His governance work extended to the structure of the club's elected Management Committee. In 2026, Phooi authored proposals to reduce the Management Committee from 11 positions to seven through the consolidation of portfolios and sub-committees. The proposal was accompanied by a financial analysis of the potential reduction in committee-related privileges and expenses, as well as a redefinition of responsibilities intended to improve accountability and decision-making.

Phooi has also contributed to the club's financial and membership strategy. His work included proposals concerning golfing transfer fees and term memberships, with the stated objective of balancing membership liquidity, secondary-market activity and the club's longer-term financial position ahead of its lease expiry in 2030.
Taken together, Phooi's contribution to Warren during the 2025–2027 term has centred on the professionalisation and systematisation of club governance. His work sought to move areas such as management appraisal, departmental targets, investment decisions and membership pricing from informal practices towards measurable frameworks with defined responsibilities, performance indicators and financial thresholds.

===Investments===
As an entrepreneur, Mark Phooi has more than 30 years of experience in international real estate investment.
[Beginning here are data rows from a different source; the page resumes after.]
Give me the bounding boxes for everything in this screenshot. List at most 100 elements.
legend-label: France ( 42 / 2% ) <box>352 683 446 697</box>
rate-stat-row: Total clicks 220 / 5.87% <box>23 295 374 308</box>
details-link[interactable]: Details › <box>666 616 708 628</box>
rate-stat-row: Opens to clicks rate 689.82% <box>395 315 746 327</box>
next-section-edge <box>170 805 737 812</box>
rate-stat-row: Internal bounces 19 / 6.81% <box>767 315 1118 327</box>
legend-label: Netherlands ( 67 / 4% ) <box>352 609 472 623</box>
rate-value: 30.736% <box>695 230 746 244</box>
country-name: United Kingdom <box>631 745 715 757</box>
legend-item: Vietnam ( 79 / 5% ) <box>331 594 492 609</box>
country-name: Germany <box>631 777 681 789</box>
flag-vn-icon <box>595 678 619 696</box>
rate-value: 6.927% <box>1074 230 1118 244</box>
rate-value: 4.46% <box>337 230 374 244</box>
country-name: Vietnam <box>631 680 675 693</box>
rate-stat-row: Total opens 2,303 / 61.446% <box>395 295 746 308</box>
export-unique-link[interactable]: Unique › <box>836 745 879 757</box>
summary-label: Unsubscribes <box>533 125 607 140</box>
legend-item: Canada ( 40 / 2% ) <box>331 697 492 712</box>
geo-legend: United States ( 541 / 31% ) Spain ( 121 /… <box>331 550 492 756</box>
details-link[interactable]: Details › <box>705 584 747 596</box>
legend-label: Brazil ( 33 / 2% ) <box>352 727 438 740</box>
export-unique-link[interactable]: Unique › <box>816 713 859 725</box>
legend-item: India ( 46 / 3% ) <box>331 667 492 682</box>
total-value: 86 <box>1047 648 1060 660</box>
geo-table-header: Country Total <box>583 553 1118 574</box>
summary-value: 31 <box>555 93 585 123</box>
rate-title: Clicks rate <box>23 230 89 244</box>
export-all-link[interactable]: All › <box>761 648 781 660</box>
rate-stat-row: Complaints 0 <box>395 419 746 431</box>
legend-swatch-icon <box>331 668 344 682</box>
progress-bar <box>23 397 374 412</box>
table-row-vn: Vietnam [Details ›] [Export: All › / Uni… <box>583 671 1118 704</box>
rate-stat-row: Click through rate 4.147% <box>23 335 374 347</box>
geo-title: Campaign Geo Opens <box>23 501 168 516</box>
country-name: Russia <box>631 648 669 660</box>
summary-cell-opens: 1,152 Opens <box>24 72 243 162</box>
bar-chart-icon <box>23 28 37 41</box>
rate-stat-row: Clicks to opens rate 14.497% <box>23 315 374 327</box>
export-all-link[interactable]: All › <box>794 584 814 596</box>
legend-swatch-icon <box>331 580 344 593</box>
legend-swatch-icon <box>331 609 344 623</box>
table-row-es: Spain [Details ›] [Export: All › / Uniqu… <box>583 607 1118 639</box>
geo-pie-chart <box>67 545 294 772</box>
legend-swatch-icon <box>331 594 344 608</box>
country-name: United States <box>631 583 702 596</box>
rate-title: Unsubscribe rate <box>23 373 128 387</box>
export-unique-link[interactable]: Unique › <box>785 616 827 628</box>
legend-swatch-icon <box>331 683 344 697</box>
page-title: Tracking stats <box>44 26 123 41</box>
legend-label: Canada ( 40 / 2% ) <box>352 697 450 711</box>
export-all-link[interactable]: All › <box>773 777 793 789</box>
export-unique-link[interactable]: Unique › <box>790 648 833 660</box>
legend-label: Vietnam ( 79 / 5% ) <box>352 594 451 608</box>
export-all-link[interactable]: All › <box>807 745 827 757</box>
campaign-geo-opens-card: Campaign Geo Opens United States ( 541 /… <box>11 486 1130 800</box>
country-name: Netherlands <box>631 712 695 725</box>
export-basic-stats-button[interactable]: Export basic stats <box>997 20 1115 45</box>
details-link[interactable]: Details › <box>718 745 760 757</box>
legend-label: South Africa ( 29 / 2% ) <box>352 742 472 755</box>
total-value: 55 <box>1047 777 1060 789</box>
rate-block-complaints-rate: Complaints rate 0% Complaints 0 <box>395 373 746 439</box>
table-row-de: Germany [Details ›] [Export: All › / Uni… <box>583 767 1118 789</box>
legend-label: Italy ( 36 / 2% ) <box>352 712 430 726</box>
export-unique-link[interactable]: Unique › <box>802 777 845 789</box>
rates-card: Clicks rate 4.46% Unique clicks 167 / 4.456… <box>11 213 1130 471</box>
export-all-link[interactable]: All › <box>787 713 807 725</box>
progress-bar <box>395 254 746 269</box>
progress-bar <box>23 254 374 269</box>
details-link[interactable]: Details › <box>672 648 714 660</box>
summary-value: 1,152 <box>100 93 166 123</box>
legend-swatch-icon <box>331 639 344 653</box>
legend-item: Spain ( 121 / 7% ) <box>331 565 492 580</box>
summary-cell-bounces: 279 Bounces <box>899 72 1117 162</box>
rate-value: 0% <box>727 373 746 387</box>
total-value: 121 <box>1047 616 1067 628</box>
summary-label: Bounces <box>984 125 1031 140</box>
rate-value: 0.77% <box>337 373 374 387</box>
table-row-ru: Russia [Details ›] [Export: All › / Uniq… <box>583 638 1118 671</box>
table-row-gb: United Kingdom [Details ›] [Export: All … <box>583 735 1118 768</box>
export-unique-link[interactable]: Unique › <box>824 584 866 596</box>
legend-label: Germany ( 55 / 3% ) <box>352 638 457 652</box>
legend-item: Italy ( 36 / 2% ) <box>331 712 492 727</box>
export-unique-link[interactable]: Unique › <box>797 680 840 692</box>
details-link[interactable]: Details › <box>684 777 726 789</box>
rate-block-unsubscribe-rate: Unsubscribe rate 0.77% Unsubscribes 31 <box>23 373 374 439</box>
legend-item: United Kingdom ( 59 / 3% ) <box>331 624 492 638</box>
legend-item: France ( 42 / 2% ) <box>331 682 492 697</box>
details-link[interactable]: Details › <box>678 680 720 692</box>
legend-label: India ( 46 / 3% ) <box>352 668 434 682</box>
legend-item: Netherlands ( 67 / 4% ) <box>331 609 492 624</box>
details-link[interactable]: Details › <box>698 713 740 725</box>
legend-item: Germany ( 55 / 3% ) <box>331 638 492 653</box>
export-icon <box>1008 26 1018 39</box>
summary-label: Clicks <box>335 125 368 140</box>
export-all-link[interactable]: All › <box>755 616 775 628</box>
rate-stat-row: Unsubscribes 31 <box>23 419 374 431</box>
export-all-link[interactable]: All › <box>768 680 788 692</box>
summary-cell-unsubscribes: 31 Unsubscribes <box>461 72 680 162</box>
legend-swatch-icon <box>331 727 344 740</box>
His investment activities have included markets in New Zealand, Canada, the United States, the Philippines, Singapore, Malaysia, Thailand, Vietnam and Indonesia. In 2013, he established a family office, Apeiros Capital, to consolidate and manage his investment activities. Through Apeiros Capital, he has also invested in real estate in Japan.

==Bibliography==
In 2013, Phooi co-authored Think like a Sage, Work like a Fool, Act like a Criminal (ISBN 978-981-07-5167-8), which consists of his biography, and a compilation of business theories, life lessons and personal reflections garnered from the early years of his career as a designpreneur to the present.